D) Em 22-07-2011, o reclamante solicitou, ao abrigo dos art.°s 52°, n°4 da LGT e 170° do CPPT, a dispensa de prestação de garantia, pedido este indeferido pelo Órgão de Execução Fiscal, por falta de prova da insuficiência de bens penhoráveis bem como da sua irresponsabilidade na mesma.

E) Note-se que o contribuinte não foi notificado previamente à decisão para exercício do direito de audição, sendo a questão decidenda a obrigatoriedade ou não de tal procedimento.

F) À luz do art.° 103°, n°1 da LGT, o processo executivo tem natureza judicial, sem prejuízo da participação dos órgãos da administração tributária nos atos que não tenham natureza jurisdicional, sendo que a intervenção desta entidade em nada contende com a referida natureza, vide Acórdão n.° 80/2003 do Tribunal Constitucional, de 12-02-2003.

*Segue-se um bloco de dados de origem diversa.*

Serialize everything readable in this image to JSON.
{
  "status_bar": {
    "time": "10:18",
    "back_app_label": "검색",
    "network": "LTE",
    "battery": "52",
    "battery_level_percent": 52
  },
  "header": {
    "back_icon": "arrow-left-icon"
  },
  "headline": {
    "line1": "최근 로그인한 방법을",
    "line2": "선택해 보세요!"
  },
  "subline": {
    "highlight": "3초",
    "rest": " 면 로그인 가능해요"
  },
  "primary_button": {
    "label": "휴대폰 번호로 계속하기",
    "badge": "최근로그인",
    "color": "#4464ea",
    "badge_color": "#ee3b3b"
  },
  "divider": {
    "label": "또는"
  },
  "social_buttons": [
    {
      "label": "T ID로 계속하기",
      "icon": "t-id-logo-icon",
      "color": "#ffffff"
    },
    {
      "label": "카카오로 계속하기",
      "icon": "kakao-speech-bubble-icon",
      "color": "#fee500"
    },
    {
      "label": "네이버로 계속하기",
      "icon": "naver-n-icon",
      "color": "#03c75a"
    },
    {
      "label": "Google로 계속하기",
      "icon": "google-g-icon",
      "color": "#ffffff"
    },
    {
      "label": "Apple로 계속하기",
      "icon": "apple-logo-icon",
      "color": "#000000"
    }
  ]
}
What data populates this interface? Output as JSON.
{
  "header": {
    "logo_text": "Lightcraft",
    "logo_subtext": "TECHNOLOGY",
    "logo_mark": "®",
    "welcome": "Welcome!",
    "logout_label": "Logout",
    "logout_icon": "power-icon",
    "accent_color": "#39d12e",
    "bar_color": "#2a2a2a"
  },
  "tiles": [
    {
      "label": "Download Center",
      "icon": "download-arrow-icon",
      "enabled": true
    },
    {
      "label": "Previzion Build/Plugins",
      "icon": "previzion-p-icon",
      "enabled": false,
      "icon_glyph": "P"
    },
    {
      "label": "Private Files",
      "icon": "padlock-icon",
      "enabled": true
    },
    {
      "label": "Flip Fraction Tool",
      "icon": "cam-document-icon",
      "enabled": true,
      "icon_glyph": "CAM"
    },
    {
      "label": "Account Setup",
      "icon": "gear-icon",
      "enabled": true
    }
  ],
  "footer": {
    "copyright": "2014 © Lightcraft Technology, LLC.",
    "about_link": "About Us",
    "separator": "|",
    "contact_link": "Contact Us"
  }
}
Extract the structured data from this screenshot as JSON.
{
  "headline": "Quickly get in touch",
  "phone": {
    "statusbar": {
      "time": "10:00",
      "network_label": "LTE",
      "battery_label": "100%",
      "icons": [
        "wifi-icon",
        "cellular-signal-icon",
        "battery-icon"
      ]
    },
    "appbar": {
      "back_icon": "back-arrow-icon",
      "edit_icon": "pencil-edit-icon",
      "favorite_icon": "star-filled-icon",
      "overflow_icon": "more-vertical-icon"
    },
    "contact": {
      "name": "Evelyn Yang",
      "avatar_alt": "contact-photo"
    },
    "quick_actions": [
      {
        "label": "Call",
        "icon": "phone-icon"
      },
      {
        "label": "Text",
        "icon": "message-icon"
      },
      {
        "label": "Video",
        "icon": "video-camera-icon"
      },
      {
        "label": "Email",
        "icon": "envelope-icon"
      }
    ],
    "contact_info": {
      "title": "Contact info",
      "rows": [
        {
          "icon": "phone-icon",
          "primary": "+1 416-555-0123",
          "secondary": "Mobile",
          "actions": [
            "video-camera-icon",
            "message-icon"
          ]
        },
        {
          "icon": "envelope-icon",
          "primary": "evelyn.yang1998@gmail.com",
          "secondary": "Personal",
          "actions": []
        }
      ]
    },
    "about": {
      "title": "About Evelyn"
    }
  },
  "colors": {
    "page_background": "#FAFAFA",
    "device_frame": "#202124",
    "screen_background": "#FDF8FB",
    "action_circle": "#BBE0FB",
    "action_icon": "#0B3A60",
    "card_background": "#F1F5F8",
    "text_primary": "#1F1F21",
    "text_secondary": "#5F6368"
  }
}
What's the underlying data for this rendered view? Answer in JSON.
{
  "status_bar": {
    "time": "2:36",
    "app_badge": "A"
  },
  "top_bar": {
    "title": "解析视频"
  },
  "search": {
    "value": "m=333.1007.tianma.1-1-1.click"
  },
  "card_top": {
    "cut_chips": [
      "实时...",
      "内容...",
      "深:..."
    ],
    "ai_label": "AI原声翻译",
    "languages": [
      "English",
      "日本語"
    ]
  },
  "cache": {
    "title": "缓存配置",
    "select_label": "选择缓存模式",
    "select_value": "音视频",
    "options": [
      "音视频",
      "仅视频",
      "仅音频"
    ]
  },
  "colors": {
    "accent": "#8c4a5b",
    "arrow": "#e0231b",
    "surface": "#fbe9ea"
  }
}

G) No decurso do processo podem ser praticados tanto: atos administrativos em matéria tributária (que dão origem a procedimentos tributários autónomos, que correm paralelamente ao processo de execução e em sua conexão), como atos processuais de cariz não jurisdicional.

H) A Jurisprudência divide-se quanto à qualificação do ato de dispensa de garantia, vejamos, nomeadamente: o Acórdão do TCA Norte de 18-01-2012, processo n° 361/1 1.6BECBR: “1. O pedido de dispensa da prestação de garantia não dá origem a qualquer procedimento de natureza tributária, a exigir, por isso, que, antes da decisão, se dê ao interessado a oportunidade de participar na formação da mesma ao abrigo do disposto no artigo 60° da LGT, ficando a decisão desse pedido a cargo da administração tributária, não enquanto exequente/credora, no exercício da atividade tributária, mas, simplesmente, enquanto órgão da execução fiscal, ou seja, no exercício das funções que lhe estão confiadas enquanto auxiliar ou colaborador operacional no processo de execução fiscal.” e o Acórdão do STA de 07/12/2011, processo n° 01054/l1: “O pedido de dispensa de prestação de garantia não dá origem a qualquer procedimento de natureza tributária; a dispensa da prestação de garantia visa apenas disciplinar os termos em que a execução pode ficar suspensa ou prosseguir, integrando o quadro normativo que regula o seu andamento. Daí que a decisão desse pedido fique a cargo da A T, não enquanto exequente, enquanto credora, no exercício da atividade tributária, mas simplesmente enquanto órgão da execução fiscal, ou seja, no exercício das funções que lhe estão confiadas enquanto auxiliar ou colaborador operacional no processo de execução fiscal”., que se encontram em desacordo com o mais recente Acórdão do STA de 23-02-2012, processo n° 059/12: “A decisão sobre o pedido de dispensa de prestação de garantia deve qualificar-se como um verdadeiro ato administrativo em matéria tributária, inserido no âmbito de um procedimento tributário autónomo e funcionalmente diferente do procedimento processual dirigido à cobrança coerciva de determinadas quantias, submetido, por isso, aos princípios e normas que disciplinam a atividade tributária”.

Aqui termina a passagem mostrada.